La deuxième usine rencontrée était le moulin des Roblins érigé en 1785 par Nestor Mériaux en tant que moulin à tordre le colza. En 1807 il était déjà une scierie de marbre appartenant à Lebrun, propriétaire à Beaumont en Belgique puis détenue vers 1815 par Alexis Legaie, propriétaire à Fontaine-l’Evêque. La scierie composée de deux tournants faisant mouvoir quatre armures disposant chacune de vingt lames fut démolie vers 1852. Une filature de laine peignée fut alors construite sur ce site à laquelle fut adjointe une fabrique de fer. Le banquier Autier Carion acheta l’ensemble en 1858 avant que lui succéda la société Tellier et Cie. Celle-ci fut liquidée en 1889. Les bâtiments tels qu’ils apparaissent de nos jours ont été transformés en ferme.
A quelques centaines de mètres de la filature, La Trouille faisait tourner trois platineries, au lieu-dit « le bois de la Samette ». Elles avaient été construites en 1770 et 1782 par Louis Joseph Wautier. Le peu de distance entre ces deux établissements provoqua d’ailleurs un procès en 1786 entre Nestor Mériaux et Louis Wautier, litige relatif à la tenue des eaux. Les forges produisaient des quantités importantes de fer et étaient occupées par Célestin Bouté. Après le décès de Wautier en 1823, puis de son épouse en 1826, leurs héritiers vendirent la forge et les deux gros marteaux à Savré Lesaffre qui mit comme occupant Alexandre Maillard. Vers 1850, Alexandre Meurisse acheta la forge avec Gustave Sculfort marié à Clémence Maillard. La forge Sculfort Maillard appelée en 1900 Sculfort et Fockedey fut démolie vers 1910.

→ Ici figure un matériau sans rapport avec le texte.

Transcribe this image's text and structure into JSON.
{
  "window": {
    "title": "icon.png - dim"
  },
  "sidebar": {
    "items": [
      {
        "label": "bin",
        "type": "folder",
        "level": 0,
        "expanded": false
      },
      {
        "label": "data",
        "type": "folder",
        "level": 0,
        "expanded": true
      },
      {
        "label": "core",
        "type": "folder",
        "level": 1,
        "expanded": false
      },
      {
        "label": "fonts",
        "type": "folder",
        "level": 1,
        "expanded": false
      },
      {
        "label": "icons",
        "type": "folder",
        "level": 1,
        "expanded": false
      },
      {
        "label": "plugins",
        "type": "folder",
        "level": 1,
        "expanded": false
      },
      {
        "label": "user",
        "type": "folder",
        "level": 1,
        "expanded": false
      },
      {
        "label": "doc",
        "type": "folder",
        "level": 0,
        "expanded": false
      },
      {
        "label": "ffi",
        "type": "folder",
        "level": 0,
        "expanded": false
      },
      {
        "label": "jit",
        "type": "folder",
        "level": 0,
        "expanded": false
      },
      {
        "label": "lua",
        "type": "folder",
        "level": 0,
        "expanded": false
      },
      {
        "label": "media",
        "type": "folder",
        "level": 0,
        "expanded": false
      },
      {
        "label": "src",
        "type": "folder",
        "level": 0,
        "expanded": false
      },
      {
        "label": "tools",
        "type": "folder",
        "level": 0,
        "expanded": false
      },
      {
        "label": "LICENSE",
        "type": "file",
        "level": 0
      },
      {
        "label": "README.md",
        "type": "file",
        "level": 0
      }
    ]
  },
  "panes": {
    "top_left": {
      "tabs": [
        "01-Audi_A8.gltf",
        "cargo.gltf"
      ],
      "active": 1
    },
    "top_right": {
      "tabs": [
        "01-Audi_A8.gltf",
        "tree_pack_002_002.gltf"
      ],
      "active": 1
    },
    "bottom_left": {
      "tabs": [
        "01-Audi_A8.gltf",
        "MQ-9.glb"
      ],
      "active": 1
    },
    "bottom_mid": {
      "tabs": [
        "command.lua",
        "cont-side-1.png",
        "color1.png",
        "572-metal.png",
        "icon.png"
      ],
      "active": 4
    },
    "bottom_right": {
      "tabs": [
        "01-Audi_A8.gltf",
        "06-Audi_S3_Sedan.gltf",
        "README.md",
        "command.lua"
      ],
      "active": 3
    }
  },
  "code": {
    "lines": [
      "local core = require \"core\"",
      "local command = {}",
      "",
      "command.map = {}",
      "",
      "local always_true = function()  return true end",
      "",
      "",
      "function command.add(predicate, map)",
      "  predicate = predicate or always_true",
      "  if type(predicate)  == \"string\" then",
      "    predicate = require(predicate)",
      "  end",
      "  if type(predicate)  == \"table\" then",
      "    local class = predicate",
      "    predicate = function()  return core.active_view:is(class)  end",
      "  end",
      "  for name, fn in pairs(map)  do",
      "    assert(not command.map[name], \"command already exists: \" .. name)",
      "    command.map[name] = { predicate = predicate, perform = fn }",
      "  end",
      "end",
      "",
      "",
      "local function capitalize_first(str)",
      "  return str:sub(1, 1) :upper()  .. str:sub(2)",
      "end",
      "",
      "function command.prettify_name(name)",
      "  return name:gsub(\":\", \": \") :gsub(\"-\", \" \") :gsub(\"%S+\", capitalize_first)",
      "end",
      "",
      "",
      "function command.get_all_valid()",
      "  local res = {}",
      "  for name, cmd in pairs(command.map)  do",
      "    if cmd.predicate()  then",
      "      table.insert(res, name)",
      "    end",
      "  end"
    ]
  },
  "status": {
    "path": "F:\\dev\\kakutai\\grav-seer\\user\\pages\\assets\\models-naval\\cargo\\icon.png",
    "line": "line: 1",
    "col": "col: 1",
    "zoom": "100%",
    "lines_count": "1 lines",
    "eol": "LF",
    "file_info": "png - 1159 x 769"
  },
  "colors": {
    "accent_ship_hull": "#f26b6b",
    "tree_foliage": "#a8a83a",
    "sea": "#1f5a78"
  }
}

Continuant son cours en direction du village, La Trouille alimentait en 1807 une filature de coton aux dimensions imposantes avec ses 60 m de long et ses cinq étages. Elle était auparavant un ancien moulin seigneurial ayant appartenu entre 1763 et 1788 à Pierre Augustin Caron de Beaumarchais. Ce fut un anglais, James Farrard, qui après l’avoir acheté au Sieur Delporte, le convertit en 1807 en filature. Décédé en 1815 à l’âge de 39 ans, sa fille Jenny mariée à Louis Joseph Carion, vendit en 1824 l’usine reconstruite à neuf suite à un incendie survenu en 1818. Les nouveaux propriétaires en étaient les trois frères Delepoulle, Augustin, Charles François et Lucien Jean Baptiste. En 1826, le Préfet leur accorda l’autorisation de l’augmentation du diamètre de la roue. En 1858 les frères Delepoulle demandèrent la réglementation de leur usine, celle-ci étant en vente à la suite de faillite. Constant Bultieaux (1822 1889), nouveau propriétaire en 1859 reçut l’arrêté réglementaire en octobre 1863, arrêté qu’il fit modifier en 1874. Il convertit la filature en moulin qui en 1893 était occupé par son fils Jules. Le moulin s’arrêta en 1918 et fut démoli vers 1930.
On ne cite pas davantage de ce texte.